After its two-LP 1981 soundtrack album failed to dent the charts and the film disappeared rapidly from cinemas upon its release, Urgh! A Music War managed to maintain a decent afterlife on TV – probably the best medium for an omnibus music film of this type, since a viewer can head for the refrigerator or step out for a smoke when a boring performance comes on.
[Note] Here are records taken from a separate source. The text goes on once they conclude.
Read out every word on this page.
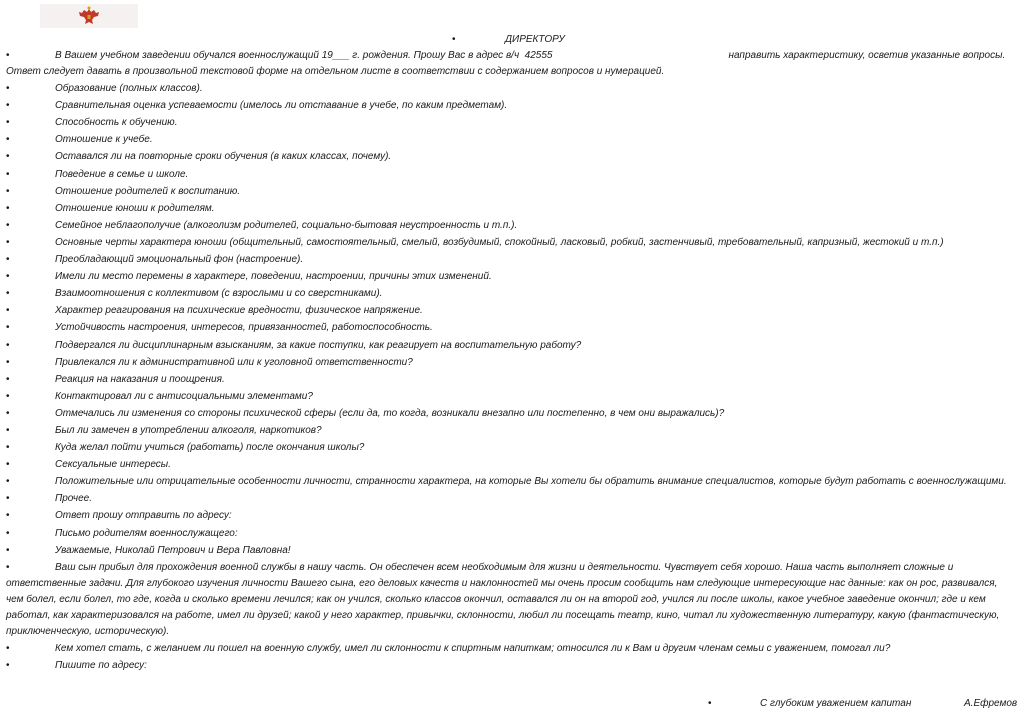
•	ДИРЕКТОРУ
•	В Вашем учебном заведении обучался военнослужащий 19___ г. рождения. Прошу Вас в адрес в/ч  42555	направить характеристику, осветив указанные вопросы. Ответ следует давать в произвольной текстовой форме на отдельном листе в соответствии с содержанием вопросов и нумерацией.
•	Образование (полных классов).
•	Сравнительная оценка успеваемости (имелось ли отставание в учебе, по каким предметам).
•	Способность к обучению.
•	Отношение к учебе.
•	Оставался ли на повторные сроки обучения (в каких классах, почему).
•	Поведение в семье и школе.
•	Отношение родителей к воспитанию.
•	Отношение юноши к родителям.
•	Семейное неблагополучие (алкоголизм родителей, социально-бытовая неустроенность и т.п.).
•	Основные черты характера юноши (общительный, самостоятельный, смелый, возбудимый, спокойный, ласковый, робкий, застенчивый, требовательный, капризный, жестокий и т.п.)
•	Преобладающий эмоциональный фон (настроение).
•	Имели ли место перемены в характере, поведении, настроении, причины этих изменений.
•	Взаимоотношения с коллективом (с взрослыми и со сверстниками).
•	Характер реагирования на психические вредности, физическое напряжение.
•	Устойчивость настроения, интересов, привязанностей, работоспособность.
•	Подвергался ли дисциплинарным взысканиям, за какие поступки, как реагирует на воспитательную работу?
•	Привлекался ли к административной или к уголовной ответственности?
•	Реакция на наказания и поощрения.
•	Контактировал ли с антисоциальными элементами?
•	Отмечались ли изменения со стороны психической сферы (если да, то когда, возникали внезапно или постепенно, в чем они выражались)?
•	Был ли замечен в употреблении алкоголя, наркотиков?
•	Куда желал пойти учиться (работать) после окончания школы?
•	Сексуальные интересы.
•	Положительные или отрицательные особенности личности, странности характера, на которые Вы хотели бы обратить внимание специалистов, которые будут работать с военнослужащими.
•	Прочее.
•	Ответ прошу отправить по адресу:
•	Письмо родителям военнослужащего:
•	Уважаемые, Николай Петрович и Вера Павловна!
•	Ваш сын прибыл для прохождения военной службы в нашу часть. Он обеспечен всем необходимым для жизни и деятельности. Чувствует себя хорошо. Наша часть выполняет сложные и ответственные задачи. Для глубокого изучения личности Вашего сына, его деловых качеств и наклонностей мы очень просим сообщить нам следующие интересующие нас данные: как он рос, развивался, чем болел, если болел, то где, когда и сколько времени лечился; как он учился, сколько классов окончил, оставался ли он на второй год, учился ли после школы, какое учебное заведение окончил; где и кем работал, как характеризовался на работе, имел ли друзей; какой у него характер, привычки, склонности, любил ли посещать театр, кино, читал ли художественную литературу, какую (фантастическую, приключенческую, историческую).
•	Кем хотел стать, с желанием ли пошел на военную службу, имел ли склонности к спиртным напиткам; относился ли к Вам и другим членам семьи с уважением, помогал ли?
•	Пишите по адресу:
•	С глубоким уважением капитан	А.Ефремов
By the time “Night Flight” began airing its augmented version of the film (with footage not derived from the original shoots), performance-driven music docs of this sort had been rendered a thing of the past by MTV, which gave fans what they wanted at home, in easily digestible three-minute video slices.
Urgh! has never been accorded a full-blown DVD release: It is only available as a burn-to-order product, from Warner Archive.
A postscript: After my largely negative review of the L.A. Urgh! concerts appeared, Rolling Stone received a carefully written, enraged letter from producer Michael White, who suggested I should be fired.
White died in Ojai, California, on March 7, at the age of 80. Reading his obituary by theater critic Michael Coveney in the English paper the Guardian, I felt a shock of recognition when I encountered this remembrance by the writer:
“When I was less than enthusiastic about White’s 1982 Drury Lane presentation of The Pirates of Penzance, he came to a boardroom lunch at the Financial Times, where I was working, and affably suggested to the assembled bigwigs that I should be relieved of my duties. His charm was such that nobody took him too seriously.”